Поддавшись секундному порыву ассоциаций, Федор очнулся от своих мыслей, и максимально спокойно протянул парню телефон со списком песен. Николай, теперь с черными кругами вокруг глаз, мимолетно коснулся его пальцев своими, забирая гаджет, и принялся тем же самым карандашом переписывать список на свое запястье, закатав левый рукав старой водолазки.

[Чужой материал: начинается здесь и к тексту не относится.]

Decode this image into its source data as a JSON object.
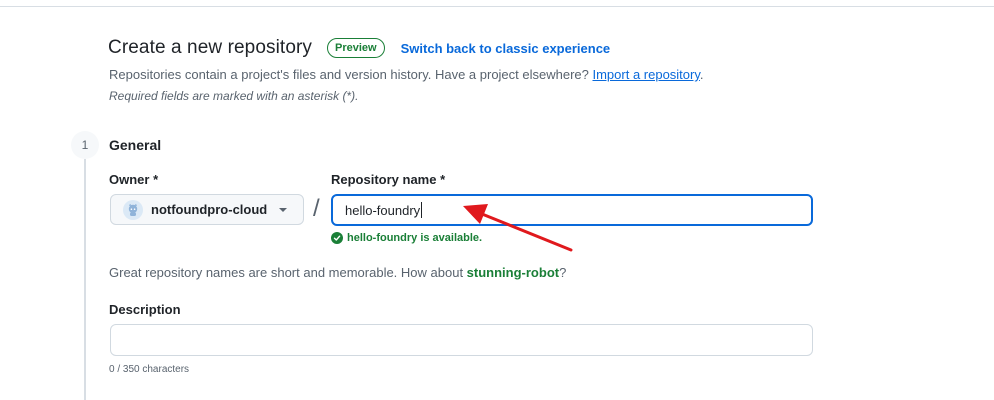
{
  "header": {
    "title": "Create a new repository",
    "badge": "Preview",
    "classic_link": "Switch back to classic experience"
  },
  "intro": {
    "text": "Repositories contain a project's files and version history. Have a project elsewhere? ",
    "import_link": "Import a repository",
    "after_link": ".",
    "required_note": "Required fields are marked with an asterisk (*)."
  },
  "step": {
    "number": "1",
    "title": "General"
  },
  "owner": {
    "label": "Owner *",
    "value": "notfoundpro-cloud",
    "icon": "octocat-avatar"
  },
  "separator": "/",
  "repo_name": {
    "label": "Repository name *",
    "value": "hello-foundry",
    "availability": "hello-foundry is available."
  },
  "suggestion": {
    "text": "Great repository names are short and memorable. How about ",
    "name": "stunning-robot",
    "suffix": "?"
  },
  "description": {
    "label": "Description",
    "value": "",
    "counter": "0 / 350 characters"
  },
  "colors": {
    "accent": "#0969da",
    "success": "#1a7f37",
    "annotation_arrow": "#e0191d"
  }
}
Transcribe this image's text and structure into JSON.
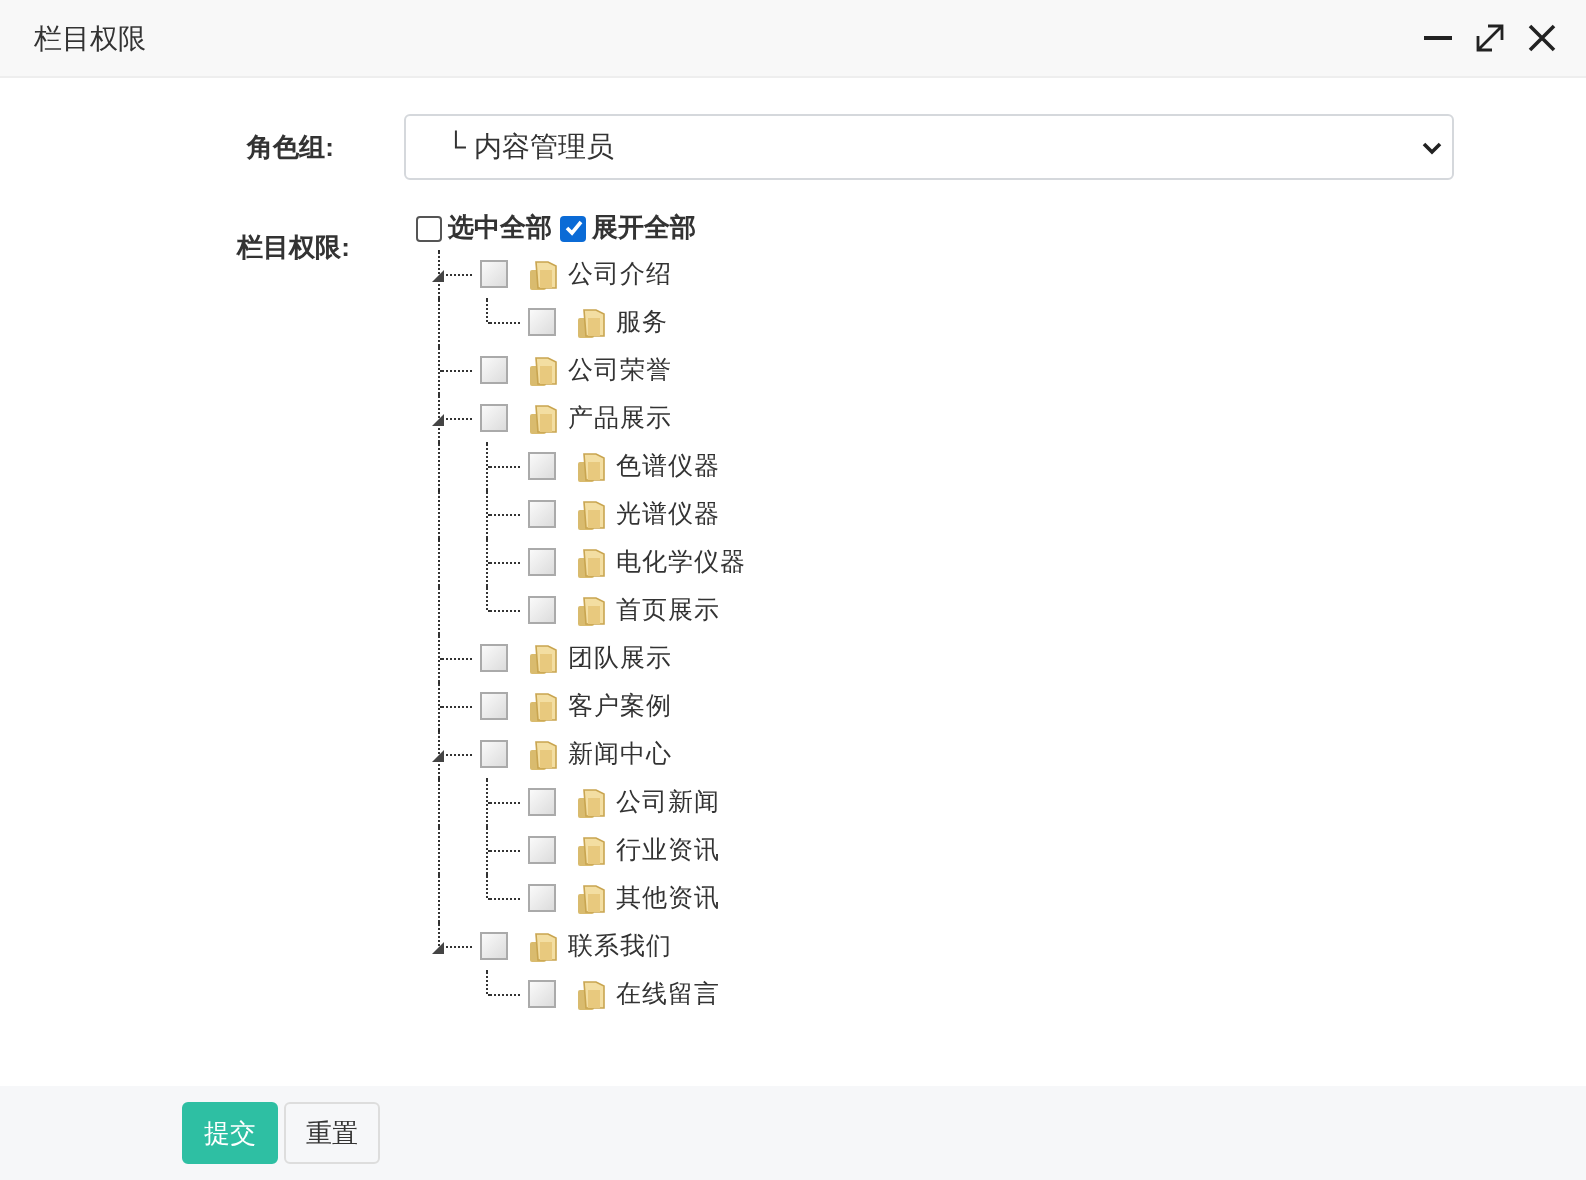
{
  "window": {
    "title": "栏目权限"
  },
  "form": {
    "role_group": {
      "label": "角色组:",
      "value": "└ 内容管理员"
    },
    "permissions": {
      "label": "栏目权限:",
      "select_all": {
        "label": "选中全部",
        "checked": false
      },
      "expand_all": {
        "label": "展开全部",
        "checked": true
      },
      "tree": [
        {
          "label": "公司介绍",
          "checked": false,
          "expanded": true,
          "children": [
            {
              "label": "服务",
              "checked": false
            }
          ]
        },
        {
          "label": "公司荣誉",
          "checked": false
        },
        {
          "label": "产品展示",
          "checked": false,
          "expanded": true,
          "children": [
            {
              "label": "色谱仪器",
              "checked": false
            },
            {
              "label": "光谱仪器",
              "checked": false
            },
            {
              "label": "电化学仪器",
              "checked": false
            },
            {
              "label": "首页展示",
              "checked": false
            }
          ]
        },
        {
          "label": "团队展示",
          "checked": false
        },
        {
          "label": "客户案例",
          "checked": false
        },
        {
          "label": "新闻中心",
          "checked": false,
          "expanded": true,
          "children": [
            {
              "label": "公司新闻",
              "checked": false
            },
            {
              "label": "行业资讯",
              "checked": false
            },
            {
              "label": "其他资讯",
              "checked": false
            }
          ]
        },
        {
          "label": "联系我们",
          "checked": false,
          "expanded": true,
          "children": [
            {
              "label": "在线留言",
              "checked": false
            }
          ]
        }
      ]
    }
  },
  "buttons": [
    {
      "label": "提交",
      "kind": "primary"
    },
    {
      "label": "重置",
      "kind": "default"
    }
  ]
}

Гоголь одевался непонятно во что — это если брать отдельно одежду; и выглядел просто потрясно — это если брать всего его целиком. Он был будто одновременно одетым и нагим: обрезанная ниже пупка водолазка непонятного темно-красного цвета обтягивала его тощую талию, плечи, длинную шею и руки, в пространстве между штанами и водолазкой маняще выглядывали сетчатые колготки, и в их клетке сидела кривая татуировка какого-то мультяшного персонажа; свободные штаны в еле заметную полоску — к таким парень испытывал особую любовь, и скупал любые подобные, как только они окажутся в его поле зрения — плотно обхватывали поясницу, болтались на бедрах, и опять плотно охватывали его тощие голени, внизу снова пестрили вульгарные сетчатые колготки; обувь же была непримечательна — красные кеды, в которых он ходил уже шесть лет подряд, и когда они изнашивались, он покупал другие, точно такие же. Еще где-то в углу, на шкафу, валялась его ярко-бордовая короткая куртка, изрисованная странными рисунками вдоль и поперек. Неожиданно заметилось, что на водолазке выпирают проколотые соски.

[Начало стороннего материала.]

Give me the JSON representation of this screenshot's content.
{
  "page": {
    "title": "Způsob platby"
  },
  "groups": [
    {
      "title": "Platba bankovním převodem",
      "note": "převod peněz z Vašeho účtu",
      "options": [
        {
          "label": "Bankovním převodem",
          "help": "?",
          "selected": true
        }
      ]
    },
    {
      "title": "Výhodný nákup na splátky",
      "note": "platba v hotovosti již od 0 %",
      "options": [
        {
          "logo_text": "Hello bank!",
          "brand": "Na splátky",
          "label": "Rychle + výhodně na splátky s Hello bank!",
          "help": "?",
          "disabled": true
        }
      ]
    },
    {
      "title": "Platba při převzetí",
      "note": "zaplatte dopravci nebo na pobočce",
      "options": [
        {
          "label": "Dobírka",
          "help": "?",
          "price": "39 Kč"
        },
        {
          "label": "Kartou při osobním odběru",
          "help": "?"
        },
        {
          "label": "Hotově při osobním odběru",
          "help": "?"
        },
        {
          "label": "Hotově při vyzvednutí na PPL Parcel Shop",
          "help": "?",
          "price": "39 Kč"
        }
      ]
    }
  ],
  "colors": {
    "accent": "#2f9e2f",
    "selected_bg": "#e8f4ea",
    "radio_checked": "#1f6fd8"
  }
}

— Не глазей на меня, я стесняюсь, — провоцирующе спокойно и четко проговорил Гоголь, со скрытой насмешкой в спрятанных за челкой глазах.
Писать полные названия песен было бы муторно, поэтому на руке красовались понятные только ему одному наборы символов, как у списывающего контрольную школьника, главное разобрать что-либо из написанного в темноте или в мерцании мощных разноцветных софитов — организатор обещал, что будет очень темно и эпилептические припадки будут обеспечены даже тем, у кого заболевания нет.
Федор глаз не отводил чисто из принципа, продолжал бессовестно пилить его, и Гоголь, расправившись со списком, принял вызов.
И проиграл — в гляделках Достоевскому не было равных.
— Кстати, — начал Николай после непродолжительной сцены горечи поражения, когда Федор снова уткнулся в возвращенный телефон, решая какие-то рекламные вопросы, — я пришел в назначенное время в назначенное место, теперь твоя часть сделки.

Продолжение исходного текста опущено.